Suburb of Edinburgh, Scotland

Saughtonhall is a residential neighbourhood in the west of Edinburgh, Scotland, bordering Balgreen directly to the south and south-west, Murrayfield to the north (on the opposite side of Corstorphine Road (A8)), Carrick Knowe golf course to the west (bounded by the route of the Corstorphine Branch railway which is now a section of the pedestrian John Muir Way), and sports facilities (including Murrayfield Stadium, Murrayfield Ice Rink, Edinburgh Rugby Stadium and Roseburn Park cricket ground) on the opposite bank of the Water of Leith and its walkway to the east, connected by several footbridges which now also incorporate flooding defences. It is within the Corstorphine/Murrayfield ward under the City of Edinburgh Council.

==Description==
Although named after Saughton Hall, a local historic country house, the neighbourhood is not located where the mansion stood – that was at Saughton Park about 0.5 miles to the south, while the area that became Saughtonhall was farmland until after the First World War when the city expanded amid housing reform. An explanation is that the main thoroughfare in the area was named Saughtonhall Drive when it was laid out due to it running south-west from its origin at the crossroads of Corstorphine Road and Ellersley Road known as Western Corner (at this point Corstorphine Road has the secondary name of Western Terrace) towards the mansion, and most secondary streets also took this name. A convenience store is situated at the other end of Saughtonhall Drive where it forms a V-junction with the slightly older Balgreen Road, which in turn continues to Gorgie Road (A71) further south. A prominent landmark at that junction is the 1920s depository for Jenners department store, itself Category B listed. There is also a range of local shops at Western Corner.

Housing in the area is primarily an inter-war period 'garden suburb' mix, comprising four-in-a-block apartments with the upper flats accessed via a common stairway in the middle of the building, two-level homes in terrace rows, and detached bungalows. Modern properties have sporadically filled most spaces which once existed. There is an eponymous community association with its own premises and orchard, and a United Reformed Church which has been in situ since the neighbourhood's establishment in 1929. In the north of the area in close proximity to one another on Saughton Crescent are two nursery schools, a medical centre and a scout hall; there is also a larger clinic on Corstophine Road. In addition to the rugby stadia, golf course and public parks, there is are clubs for tennis (Murrayfield, dating from 1904) and lawn bowls / croquet (Balgreen) at either end of Saughtonhall.

The closest public transport connection in the south of the neighbourhood is Edinburgh Trams's Balgreen stop, beyond which Gorgie Road is a busy corridor for Lothian Buses; to the north, several bus routes run along Corstorphine Road. In the mid 20th century, there were train stations to the north-west and south at and respectively.

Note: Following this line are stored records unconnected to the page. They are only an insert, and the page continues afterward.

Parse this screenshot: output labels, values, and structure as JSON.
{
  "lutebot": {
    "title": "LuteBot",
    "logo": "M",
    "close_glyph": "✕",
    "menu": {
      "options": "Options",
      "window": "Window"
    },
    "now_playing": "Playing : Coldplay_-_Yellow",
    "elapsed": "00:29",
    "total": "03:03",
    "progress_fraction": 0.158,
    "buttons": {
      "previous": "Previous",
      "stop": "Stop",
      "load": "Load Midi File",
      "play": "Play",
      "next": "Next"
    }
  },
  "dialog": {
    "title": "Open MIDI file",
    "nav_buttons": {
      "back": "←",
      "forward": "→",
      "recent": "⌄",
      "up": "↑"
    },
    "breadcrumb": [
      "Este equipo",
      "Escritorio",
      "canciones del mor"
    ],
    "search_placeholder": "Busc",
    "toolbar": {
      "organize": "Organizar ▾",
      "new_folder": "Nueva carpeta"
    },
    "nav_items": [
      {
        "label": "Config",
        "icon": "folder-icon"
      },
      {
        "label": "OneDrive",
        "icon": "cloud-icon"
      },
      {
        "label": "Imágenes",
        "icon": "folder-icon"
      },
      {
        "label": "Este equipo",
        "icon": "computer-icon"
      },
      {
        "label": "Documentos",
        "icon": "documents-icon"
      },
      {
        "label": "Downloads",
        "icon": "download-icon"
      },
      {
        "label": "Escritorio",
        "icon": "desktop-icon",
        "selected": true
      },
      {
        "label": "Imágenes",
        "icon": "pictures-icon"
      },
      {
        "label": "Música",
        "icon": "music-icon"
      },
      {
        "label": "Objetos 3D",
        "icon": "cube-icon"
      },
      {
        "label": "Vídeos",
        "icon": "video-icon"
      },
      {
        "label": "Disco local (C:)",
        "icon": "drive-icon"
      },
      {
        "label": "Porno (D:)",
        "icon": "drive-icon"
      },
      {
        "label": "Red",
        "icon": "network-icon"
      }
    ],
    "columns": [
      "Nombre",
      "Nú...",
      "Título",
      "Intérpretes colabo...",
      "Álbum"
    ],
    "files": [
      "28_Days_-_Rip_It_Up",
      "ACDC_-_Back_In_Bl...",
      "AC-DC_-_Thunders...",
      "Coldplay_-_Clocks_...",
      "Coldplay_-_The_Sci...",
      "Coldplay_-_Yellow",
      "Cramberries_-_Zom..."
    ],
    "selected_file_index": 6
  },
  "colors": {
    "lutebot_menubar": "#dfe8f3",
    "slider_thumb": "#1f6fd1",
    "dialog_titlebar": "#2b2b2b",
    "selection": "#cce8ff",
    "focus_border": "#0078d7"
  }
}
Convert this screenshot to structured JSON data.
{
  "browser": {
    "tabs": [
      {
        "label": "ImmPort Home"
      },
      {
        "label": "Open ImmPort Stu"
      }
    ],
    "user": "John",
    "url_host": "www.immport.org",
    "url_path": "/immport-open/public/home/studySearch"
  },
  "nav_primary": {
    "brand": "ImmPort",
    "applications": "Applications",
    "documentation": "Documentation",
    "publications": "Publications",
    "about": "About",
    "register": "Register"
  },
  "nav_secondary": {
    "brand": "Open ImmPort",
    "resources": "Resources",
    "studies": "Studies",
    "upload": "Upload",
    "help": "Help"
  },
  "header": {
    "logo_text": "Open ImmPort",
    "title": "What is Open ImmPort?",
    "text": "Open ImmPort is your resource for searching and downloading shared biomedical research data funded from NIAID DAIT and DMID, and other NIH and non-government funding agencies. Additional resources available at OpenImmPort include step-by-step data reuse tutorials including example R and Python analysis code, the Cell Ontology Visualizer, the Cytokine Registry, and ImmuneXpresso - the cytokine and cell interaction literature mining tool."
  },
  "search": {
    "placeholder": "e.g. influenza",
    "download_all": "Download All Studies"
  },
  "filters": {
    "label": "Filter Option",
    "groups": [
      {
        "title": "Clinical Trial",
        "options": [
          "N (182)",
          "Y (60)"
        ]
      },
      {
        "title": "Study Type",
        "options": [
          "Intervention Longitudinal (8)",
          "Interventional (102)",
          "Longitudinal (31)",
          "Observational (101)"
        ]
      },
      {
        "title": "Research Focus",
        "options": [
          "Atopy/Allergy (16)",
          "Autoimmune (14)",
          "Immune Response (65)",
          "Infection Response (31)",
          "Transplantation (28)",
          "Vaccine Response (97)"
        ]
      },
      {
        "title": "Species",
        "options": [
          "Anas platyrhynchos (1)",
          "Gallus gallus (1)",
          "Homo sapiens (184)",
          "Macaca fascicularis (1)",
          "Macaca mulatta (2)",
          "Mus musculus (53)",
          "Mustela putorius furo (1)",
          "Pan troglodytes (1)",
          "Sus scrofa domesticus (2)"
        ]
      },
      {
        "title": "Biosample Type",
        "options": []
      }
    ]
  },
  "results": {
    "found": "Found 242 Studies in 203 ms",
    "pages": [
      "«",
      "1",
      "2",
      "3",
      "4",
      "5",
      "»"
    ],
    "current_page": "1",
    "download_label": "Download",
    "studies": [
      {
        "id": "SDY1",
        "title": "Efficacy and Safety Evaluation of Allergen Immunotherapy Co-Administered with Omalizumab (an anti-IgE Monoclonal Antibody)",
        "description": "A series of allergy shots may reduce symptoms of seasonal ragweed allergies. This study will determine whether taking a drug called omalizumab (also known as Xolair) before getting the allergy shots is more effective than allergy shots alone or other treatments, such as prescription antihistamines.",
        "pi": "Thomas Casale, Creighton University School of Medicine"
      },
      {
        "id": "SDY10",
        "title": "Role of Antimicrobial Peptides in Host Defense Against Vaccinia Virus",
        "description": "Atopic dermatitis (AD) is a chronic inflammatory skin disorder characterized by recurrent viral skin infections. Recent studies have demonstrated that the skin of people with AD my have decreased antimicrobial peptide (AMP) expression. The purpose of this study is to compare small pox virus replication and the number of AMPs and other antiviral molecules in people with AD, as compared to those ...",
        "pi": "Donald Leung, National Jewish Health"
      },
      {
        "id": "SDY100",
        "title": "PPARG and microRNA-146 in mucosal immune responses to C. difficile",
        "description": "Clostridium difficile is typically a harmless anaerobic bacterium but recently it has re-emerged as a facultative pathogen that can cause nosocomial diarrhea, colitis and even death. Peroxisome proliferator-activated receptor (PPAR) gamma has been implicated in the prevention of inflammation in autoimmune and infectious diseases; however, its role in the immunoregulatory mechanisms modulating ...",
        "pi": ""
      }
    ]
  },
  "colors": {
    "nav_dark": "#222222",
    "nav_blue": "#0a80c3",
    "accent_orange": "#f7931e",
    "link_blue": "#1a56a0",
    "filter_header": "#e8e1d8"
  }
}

As of the early 2020s, the neighbourhood was split in terms of catchment zones for both public schooling paths, though along different divisions: the majority of streets are allocated to non-denominational Balgreen Primary (feeding to Tynecastle High School) but those in the north-east are allocated to Roseburn Primary (feeding to Craigmount High School), while for Catholic education the northern streets are allocated to Fox Covert Primary but the southern streets are allocated to St Cuthbert's Primary (both feeding to St Augustine's High School).